Eric J. Brown,
Matthew J. Collins, Kevin J. Walsh, Mark W. Wells, Exchange Act Rel. 66469,
February 27, 2012
The Commission upheld sanctions against three respondents in connection with
sales or supervision of sales of variable annuities. It dismissed the case
against one individual.
The Commission concluded that Brown fraudulently sold variable annuities after
having lost his state license to sell insurance products and to have effected
unauthorized transactions in customer accounts. In doing so he aided and
abetted violations of the books and records provisions by falsifying customer
account forms. He was barred from broker, dealer or adviser association and
ordered to: cease and desist, pay disgorgement, and a penalty of $560,000.
Collins was found to have failed to supervise Brown and aided and abetted books
and records violations by falsifying customer account forms. He was barred from
broker, dealer, or adviser association with a right to reapply after two years
and ordered to: cease and desist, pay disgorgement, and a penalty of $310,000.
Walsh was found to have committed fraud in connection with variable annuity
sales. He too was barred from broker, dealer, or adviser association and
ordered to: cease and desist; pay disgorgement, and a penalty of $255,000.

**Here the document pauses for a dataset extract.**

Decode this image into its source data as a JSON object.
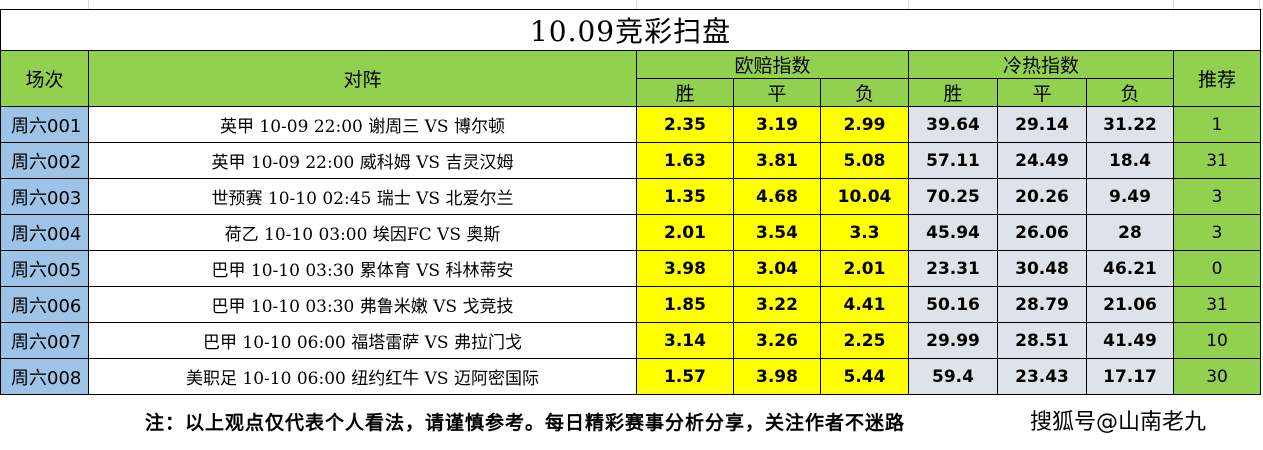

Respondent Wells was successful in his appeal. Although the ALJ found that
Wells had engaged in fraudulent variable annuity sales the Commission disagreed
and dismissed the case against him.
The ALJ's initial decision is here.
The discussion of penalties in this decision is of interest. First, the
penalties were applied on a per customer basis rather than for each individual
misrepresentation. Second, no penalties were imposed for conduct that occurred
before the five year statute of limitations. The Commission rejected the
Division of Enforcement's argument that such sales were part of a continuing
course of conduct. Third, the Commission lowered the penalties from third to
second tier as the actual customer losses were relatively small. This last
matter is of great significance as it appears that the the Commission now will
impose third tier penalties only when customers actually suffer significant
economic loss. The statute of course authorizes third tier penalties when there
are substantial investor losses or "significant risk of
substantial losses." The Commission seems to base its conclusion on the
fact that there were no substantial investor losses here and simply conflates
that with significant risk of loss. The opinion never explains why there was no
risk of greater loss by the customers - it simply concludes that this was so
without any meaningful discussion of the issue.